Do the arithmetic: Even with the 12-cent increase, California’s tax will trail Pennsylvania’s by 8 cents per gallon.
"You won’t be No. 1, that’s for sure," said John Buhl, a spokesman for the Washington D.C.-based Tax Foundation. "Pennsylvania will still be the highest."
A chart produced in January 2017 by the American Petroleum Institute, a trade association, confirms the tax foundation’s figures, though it adds in the 18.4 cents per gallon federal gas tax for each state.
Based on current rates, California’s increase will likely result in the second highest state gas tax in the nation, ahead of Washington and Hawaii.
This second highest tax ranking could leave California with the highest overall gas prices at the pump, according to energy analysts.
We looked at that topic in a recent article. As of this week, California’s average price was $2.99 per gallon. It trailed only Hawaii’s $3.04, for a margin of about 5 cents per gallon. The 12 cent per gallon increase could cause California to leap-frog Hawaii, analysts said.
Joe Henchman, a vice president with the Tax Foundation, noted that California also adds a 2.25 percent sales tax on gasoline.
This sales tax is not counted by the foundation or the petroleum institute as part of the state’s gas tax. But based on the current price of gasoline in the state, it represents about 6 or 7 cents per gallon in tax, which "would not entirely close the gap with Pennsylvania," Henchman said.
Five other states charge a sales tax on gasoline: Alaska, Connecticut, Hawaii, Indiana and Illinois. Pennsylvania does not.
Republican State Assemblyman Jim Patterson claimed California’s recent gas tax increase, once approved by Gov. Jerry Brown as expected, would result in the "highest gas tax in the nation."
Patterson relied on outdated gas tax rates.
Current figures from the Tax Foundation show California’s per gallon gas tax will still trail Pennsylvania’s rate by more than 6 cents, even after the tax hike goes into effect in November.
California would likely move from seventh highest to second in the nation.
These figures are also confirmed by the American Petroleum Institute.
In the end, we rate Patterson’s claim False.
UPDATE: This fact-check has been updated with comments from Joe Henchman of the Tax Foundation about the sales tax California charges on gasoline.
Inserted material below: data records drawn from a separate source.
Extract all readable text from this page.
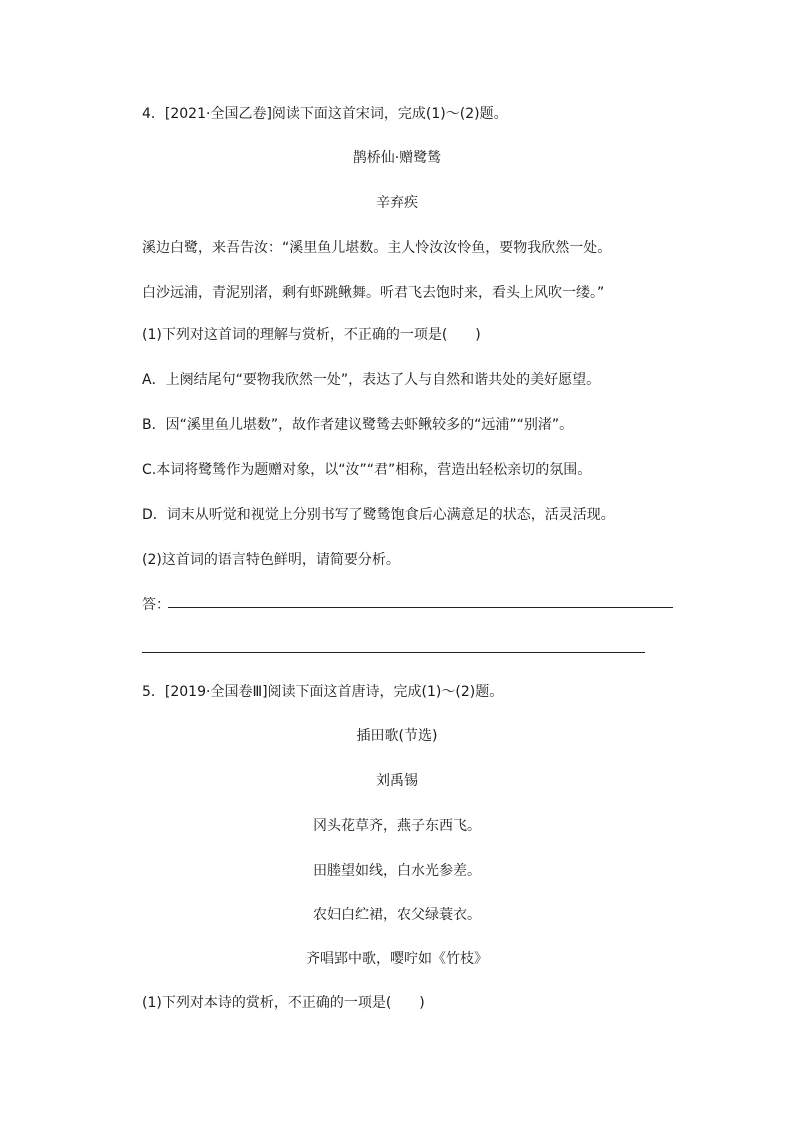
4．[2021·全国乙卷]阅读下面这首宋词，完成(1)～(2)题。
鹊桥仙·赠鹭鸶
辛弃疾
溪边白鹭，来吾告汝：“溪里鱼儿堪数。主人怜汝汝怜鱼，要物我欣然一处。
白沙远浦，青泥别渚，剩有虾跳鳅舞。听君飞去饱时来，看头上风吹一缕。”
(1)下列对这首词的理解与赏析，不正确的一项是(　　)
A．上阕结尾句“要物我欣然一处”，表达了人与自然和谐共处的美好愿望。
B．因“溪里鱼儿堪数”，故作者建议鹭鸶去虾鳅较多的“远浦”“别渚”。
C.本词将鹭鸶作为题赠对象，以“汝”“君”相称，营造出轻松亲切的氛围。
D．词末从听觉和视觉上分别书写了鹭鸶饱食后心满意足的状态，活灵活现。
(2)这首词的语言特色鲜明，请简要分析。
答：
5．[2019·全国卷Ⅲ]阅读下面这首唐诗，完成(1)～(2)题。
插田歌(节选)
刘禹锡
冈头花草齐，燕子东西飞。
田塍望如线，白水光参差。
农妇白纻裙，农父绿蓑衣。
齐唱郢中歌，嘤咛如《竹枝》
(1)下列对本诗的赏析，不正确的一项是(　　)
The foundation provided us a second update later in April 2017 that accounted for an additional and less-publicized gas tax increase under California’s new legislation. It concluded "Pennsylvania will still be highest, but by a narrower margin." This latest update factors in an additional 7.5 cent per gallon gas tax increase that would start in July 2019. This is on top of the 12 cent per gallon hike that would go into effect in November.
The state’s full gas tax increase would amount to 19.5 cents per gallon by this time. California’s overall gas tax would climb to 58.3 cents per gallon under the foundation’s latest calculations. We continue to rate Patterson's claim as False as the foundation concluded this higher California gas tax, even in 2019, would be "just behind Pennsylvania's highest-in-the-nation 59.3 (cents-per-gallon) tax."
FALSE – The statement is not accurate.